Today, two years into his time at Holland & Hart, Bradshaw spends more than half of his time on mergers and acquisitions, about a third on real estate and leasing transactions, and the rest on general corporate governance work. He’s quickly developed a reputation for excellence, and many clients request him by name and refuse to work with anyone else, according to partner Alison G. Johnson.
Bradshaw says that variety in his practice is a big reason he decided to come back to Idaho after law school at William & Mary in Virginia, rather than going to a bigger city. “Everyday my phone rings and I don’t know if it’s a client with an issue or something good to say,” he says. “You just never know what you’re going to get.”
Looking forward, Bradshaw hopes to become a partner in the firm in a few years and further ingrain himself into the Boise community through his legal practice as well as his civic work. He is well on his way: currently, he serves as a mentor at Boise State University’s Venture College and at Junior Achievement of Idaho, and is an advisory board member on the new food and agricultural industry group at the Boise Chamber of Commerce.

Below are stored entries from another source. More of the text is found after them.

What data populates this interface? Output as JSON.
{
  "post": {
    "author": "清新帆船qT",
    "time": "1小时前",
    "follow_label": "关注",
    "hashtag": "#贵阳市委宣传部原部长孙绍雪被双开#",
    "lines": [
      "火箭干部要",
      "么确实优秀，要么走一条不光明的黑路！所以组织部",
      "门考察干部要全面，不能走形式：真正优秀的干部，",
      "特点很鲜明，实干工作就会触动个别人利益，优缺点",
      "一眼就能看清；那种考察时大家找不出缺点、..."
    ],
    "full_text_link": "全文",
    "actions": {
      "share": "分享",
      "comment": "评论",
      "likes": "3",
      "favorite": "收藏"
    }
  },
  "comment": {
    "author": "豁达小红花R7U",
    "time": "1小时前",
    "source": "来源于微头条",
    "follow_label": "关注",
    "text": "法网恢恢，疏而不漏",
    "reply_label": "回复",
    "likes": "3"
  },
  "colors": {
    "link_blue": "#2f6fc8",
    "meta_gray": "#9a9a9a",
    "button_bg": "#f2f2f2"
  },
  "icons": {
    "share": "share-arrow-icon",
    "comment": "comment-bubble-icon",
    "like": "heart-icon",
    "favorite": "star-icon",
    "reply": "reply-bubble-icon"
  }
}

But Bradshaw is not just a lawyer — he has an entrepreneurial side dating back from his time as an undergrad at Brigham Young University, where he built a few side businesses while earning his business degree. Today, he operates a small practice consulting for a prosthodontics office and creates family-friendly board games, card games and group games with his siblings. They hope to release their first game to the public in just a few months.
With a wife and three young children at home, Bradshaw says he doesn’t have much time to himself these days, but wouldn’t have it any other way. He and his family enjoy spending time outside, horseback riding or driving ATVs around in the desert.
“I want to be the best father and husband I can, and take those quiet times to talk to my kids and instill in them the same things my parents instilled in me,” he says.